An Alford plea means he denied committing the crime, but believed prosecutors had enough evidence for a jury to find him guilty.
Abraham Barajas — who already pleaded guilty in Juvenile Court to the assault — now is a suspect in a Feb. 4 fatal shooting outside a Pasco grocery store.
The brothers were walking on Dec. 12 near the Ben Franklin Transit bus transfer station on North 22nd Avenue when they saw the victim heading to one of the bus benches, according to police and prosecutors.
The victim’s family home had been burglarized and robbed by the Barajas brothers. Both brothers were convicted. The beating was reportedly payback for the victim being a witness to that crime, court documents said.
The brothers first punched the victim in the face, knocking off his glasses and sending him to the ground, documents said. Then they punched, kicked and stomped him on the head and torso.
They ran off when a witness yelled for them to stop.
The witness, who was in a nearby car, reported initially seeing Isaac Barajas pull out a pistol and hand it to Abraham Barajas before they approached the juvenile, documents said.
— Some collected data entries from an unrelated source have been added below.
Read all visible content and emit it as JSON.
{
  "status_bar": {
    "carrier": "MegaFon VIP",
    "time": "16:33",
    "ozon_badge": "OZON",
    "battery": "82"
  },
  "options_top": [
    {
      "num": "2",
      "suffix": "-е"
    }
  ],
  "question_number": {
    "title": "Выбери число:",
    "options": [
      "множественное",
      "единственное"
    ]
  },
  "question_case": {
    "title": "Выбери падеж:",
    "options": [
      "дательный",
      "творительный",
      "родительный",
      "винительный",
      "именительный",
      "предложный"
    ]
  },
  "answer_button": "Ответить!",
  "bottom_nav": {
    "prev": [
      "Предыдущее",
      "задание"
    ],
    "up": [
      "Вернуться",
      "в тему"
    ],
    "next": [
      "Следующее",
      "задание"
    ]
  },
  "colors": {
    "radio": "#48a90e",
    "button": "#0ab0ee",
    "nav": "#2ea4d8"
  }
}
Police tracked them to the 1800 block of Yakima Street, where one was seen jumping a fence. The brothers were found in two homes in the neighborhood and arrested within 45 minutes of the attack.
Police found a knife, but no gun, during the arrests.
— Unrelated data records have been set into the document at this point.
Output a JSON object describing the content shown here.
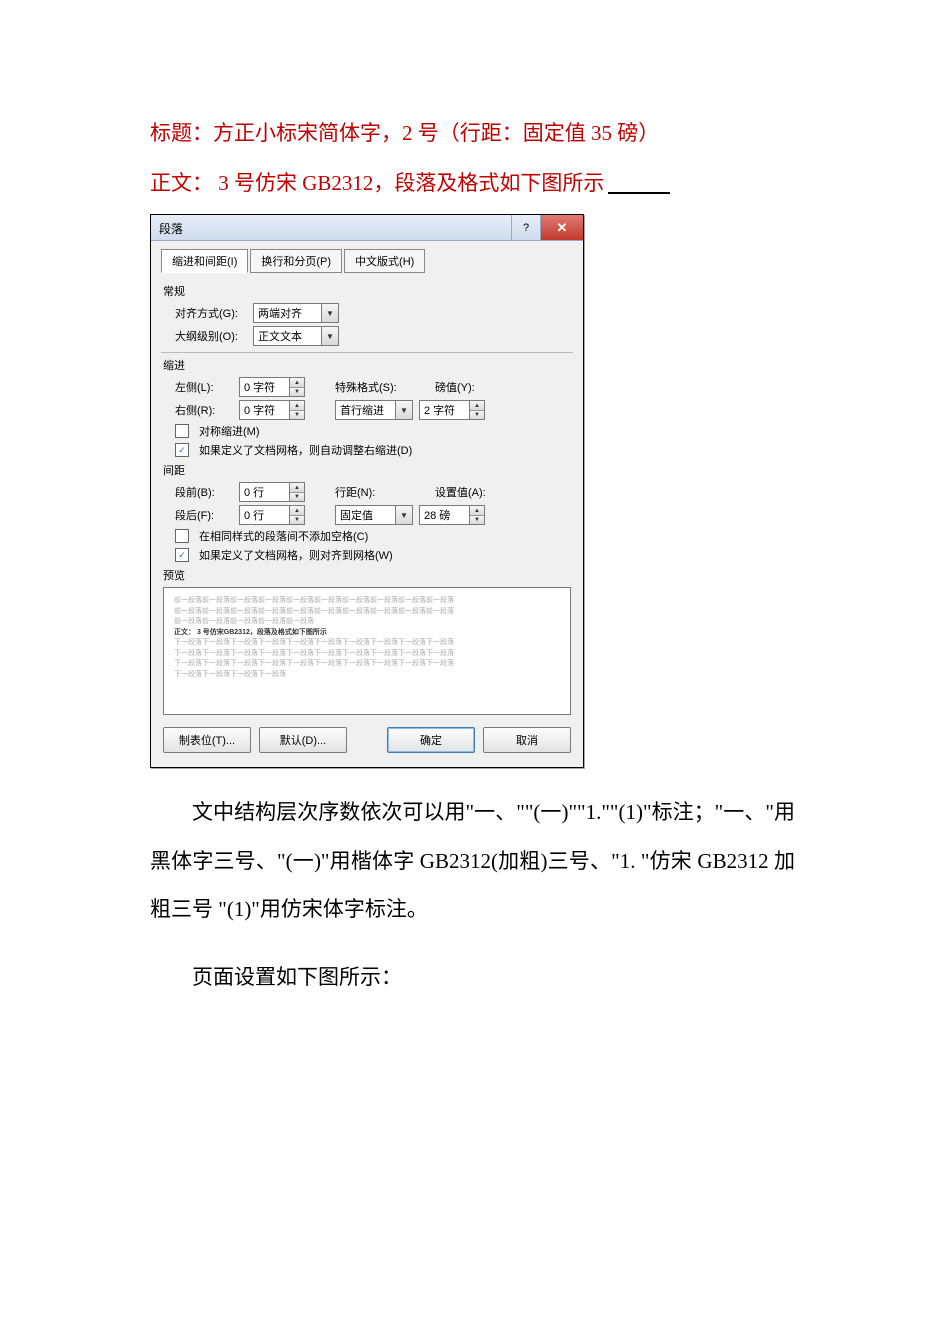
{
  "doc": {
    "title_line": "标题：方正小标宋简体字，2 号（行距：固定值 35 磅）",
    "body_line": "正文： 3 号仿宋 GB2312，段落及格式如下图所示",
    "para1": "文中结构层次序数依次可以用\"一、\"\"(一)\"\"1.\"\"(1)\"标注；\"一、\"用黑体字三号、\"(一)\"用楷体字 GB2312(加粗)三号、\"1. \"仿宋 GB2312 加粗三号 \"(1)\"用仿宋体字标注。",
    "para2": "页面设置如下图所示："
  },
  "dialog": {
    "title": "段落",
    "tabs": [
      "缩进和间距(I)",
      "换行和分页(P)",
      "中文版式(H)"
    ],
    "group_general": "常规",
    "alignment_label": "对齐方式(G):",
    "alignment_value": "两端对齐",
    "outline_label": "大纲级别(O):",
    "outline_value": "正文文本",
    "group_indent": "缩进",
    "left_label": "左侧(L):",
    "left_value": "0 字符",
    "right_label": "右侧(R):",
    "right_value": "0 字符",
    "special_label": "特殊格式(S):",
    "special_value": "首行缩进",
    "by_label": "磅值(Y):",
    "by_value": "2 字符",
    "mirror_indent": "对称缩进(M)",
    "auto_right_indent": "如果定义了文档网格，则自动调整右缩进(D)",
    "group_spacing": "间距",
    "before_label": "段前(B):",
    "before_value": "0 行",
    "after_label": "段后(F):",
    "after_value": "0 行",
    "line_spacing_label": "行距(N):",
    "line_spacing_value": "固定值",
    "at_label": "设置值(A):",
    "at_value": "28 磅",
    "no_space_same_style": "在相同样式的段落间不添加空格(C)",
    "snap_to_grid": "如果定义了文档网格，则对齐到网格(W)",
    "group_preview": "预览",
    "preview_sample": "正文： 3 号仿宋GB2312，段落及格式如下图所示",
    "btn_tabs": "制表位(T)...",
    "btn_default": "默认(D)...",
    "btn_ok": "确定",
    "btn_cancel": "取消"
  }
}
The victim suffered minor pain in the beating. He was treated at a Tri-City hospital and released.
Isaac Barajas was charged with attempted second-degree assault. His first trial in April ended in a hung jury, with 11 of 12 voting to convict him.
Abraham Barajas testified against his older brother in the first trial.
Deputy Prosecutor Dave Corkrum said all along he’d offered Isaac Barajas a deal to plead guilty to third-degree assault, and the teen took advantage of that offer at the last minute.
He had been in jail since Dec. 23 and was granted release Wednesday on his personal recognizance. He faces between four and 12 months in jail, with Corkrum planning to recommend four months with credit for time served.
Abraham Barajas pleaded guilty to third-degree assault in January, and in April was sentenced to 14 days in the Juvenile Detention Center for violating his probation by wearing gang paraphernalia and associating with other gang members.
He was charged earlier this month with first-degree murder and conspiracy to commit first-degree murder for the death of Juan C. Melgoza.
Abraham Barajas and Chris Pedroza-DeSantiago, 20, allegedly discussed killing Melgoza and followed through on it because Melgoza was seen wearing a rival gang color.
Pedroza-DeSantiago allegedly pulled the trigger, but Barajas went along because he needed to “put in work” for his gang or face being kicked out and beaten, court documents said.
A hearing for a Franklin County Superior Court judge to decide if Barajas’ case will be handled in juvenile or adult court is set for Aug. 10.